Nietzsche, concordando com o devir de Heráclito e a Vontade de Schopenhauer, substitui o mundo das ideias de Platão e o demiurgo (criador) por um conceito ontológico (natureza do ser e da realidade) explicativo da totalidade daquilo que é. Para ele a razão, a causa primeira, é a vontade de potência, uma força cega que move tudo, pois tudo que acontece é vontade de potência. Esta força da força determina as eternas transformações do universo no devir de criar e destruir a si próprio, inclusive a vida, a vontade de viver. É a lei originária, a própria essência de toda a realidade, que rege as forças secundárias do universo e se manifesta na sua forma última em fenômenos físicos, biológicos e culturais, permeando a natureza e o próprio homem. Como afirma Camões:

“Mudam-se os tempos, mudam-se as vontades,

Muda-se o ser, muda-se a confiança;

Todo o mundo é composto de mudança,

Tomando sempre novas qualidades”. 

A fluidez da realidade de Tales, Heráclito, Schopenhauer e Nietzsche é levada ao extremo por Zygmunt Bauman, que, na obra O mal-estar da pós-modernidade, usa esta metáfora para cunhar o mundo líquido da atualidade. Este pode ser definido como um período de liquidez, de volatilidade, de incerteza e insegurança, em que o período anterior, denominado pelo autor como modernidade sólida, seria substituído pela lógica do consumo, do prazer e da vida virtual. Segundo Bauman, na pós-modernidade líquida a mudança é a única coisa permanente e a incerteza, a única certeza. Neste mundo líquido emergem o individualismo, a efemeridade das relações, a sociedade de consumo, a fluidez. As relações amorosas deixam de ser união e passam a ser “amor líquido”, experiências pessoais de cada um, sem integração entre dois indivíduos, com possibilidade de terminar a qualquer momento. E tudo torna-se ainda mais fluido na realidade virtual da Internet, onde felicidade passa a significar estar conectado e consumindo. Esta fluidez das relações sociais, acrescida à fluidez do existir, nos inunda e nos leva pela correnteza acelerada das mudanças, nos privando da segurança do duradouro, do sólido, e intensificado o mal-estar.

A pandemia leva ao limite nosso mal-estar social e existencial na atualidade líquida de transformações aceleradas e pouca coesão social.
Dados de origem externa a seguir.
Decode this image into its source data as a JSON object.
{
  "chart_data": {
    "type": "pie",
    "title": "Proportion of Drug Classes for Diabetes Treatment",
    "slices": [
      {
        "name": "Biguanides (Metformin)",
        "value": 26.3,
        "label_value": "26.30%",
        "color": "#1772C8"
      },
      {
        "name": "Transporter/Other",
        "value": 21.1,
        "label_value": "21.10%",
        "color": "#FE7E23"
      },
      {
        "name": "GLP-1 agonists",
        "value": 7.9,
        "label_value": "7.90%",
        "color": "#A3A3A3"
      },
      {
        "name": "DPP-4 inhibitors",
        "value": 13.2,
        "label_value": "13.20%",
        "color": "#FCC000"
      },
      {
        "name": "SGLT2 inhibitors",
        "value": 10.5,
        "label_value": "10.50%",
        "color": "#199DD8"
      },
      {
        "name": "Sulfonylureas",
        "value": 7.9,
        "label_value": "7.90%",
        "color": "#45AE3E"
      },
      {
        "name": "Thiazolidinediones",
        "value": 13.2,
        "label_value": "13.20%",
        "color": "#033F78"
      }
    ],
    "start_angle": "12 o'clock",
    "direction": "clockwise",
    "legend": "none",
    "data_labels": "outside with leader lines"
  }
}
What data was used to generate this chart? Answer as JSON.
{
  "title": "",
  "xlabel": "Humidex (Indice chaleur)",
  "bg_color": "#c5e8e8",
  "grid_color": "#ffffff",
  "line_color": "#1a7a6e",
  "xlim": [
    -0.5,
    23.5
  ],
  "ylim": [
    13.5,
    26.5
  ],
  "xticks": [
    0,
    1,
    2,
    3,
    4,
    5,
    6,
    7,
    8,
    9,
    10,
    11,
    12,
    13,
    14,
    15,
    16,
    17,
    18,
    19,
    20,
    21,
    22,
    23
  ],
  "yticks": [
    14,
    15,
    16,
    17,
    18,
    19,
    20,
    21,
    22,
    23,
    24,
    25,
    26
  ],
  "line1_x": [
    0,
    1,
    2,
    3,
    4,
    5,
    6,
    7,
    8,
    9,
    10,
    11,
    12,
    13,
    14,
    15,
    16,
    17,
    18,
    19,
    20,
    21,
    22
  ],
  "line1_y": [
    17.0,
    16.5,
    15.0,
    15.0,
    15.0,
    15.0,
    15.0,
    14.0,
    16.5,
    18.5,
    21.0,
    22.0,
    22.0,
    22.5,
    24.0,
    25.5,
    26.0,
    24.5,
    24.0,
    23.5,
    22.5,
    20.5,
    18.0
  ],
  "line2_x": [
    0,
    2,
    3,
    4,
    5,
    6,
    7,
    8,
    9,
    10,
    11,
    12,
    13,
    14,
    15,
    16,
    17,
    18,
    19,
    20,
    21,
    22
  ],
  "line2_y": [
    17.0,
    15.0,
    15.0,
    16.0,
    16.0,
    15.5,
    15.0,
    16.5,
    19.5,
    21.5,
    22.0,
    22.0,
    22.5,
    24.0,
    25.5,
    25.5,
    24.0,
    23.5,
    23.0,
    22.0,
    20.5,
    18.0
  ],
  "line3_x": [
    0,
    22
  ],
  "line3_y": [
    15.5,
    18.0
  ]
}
Ela nos limita a convivência social, já diluída na pós-modernidade líquida, e gera estatísticas diárias de mortes que nos confronta com o nada. E tudo isso é ainda mais intensificado em nosso país com sua classe política corrupta e incompetente, que combate a pandemia com pseudociência. A peste em nós dificulta combater a peste da Covid-19.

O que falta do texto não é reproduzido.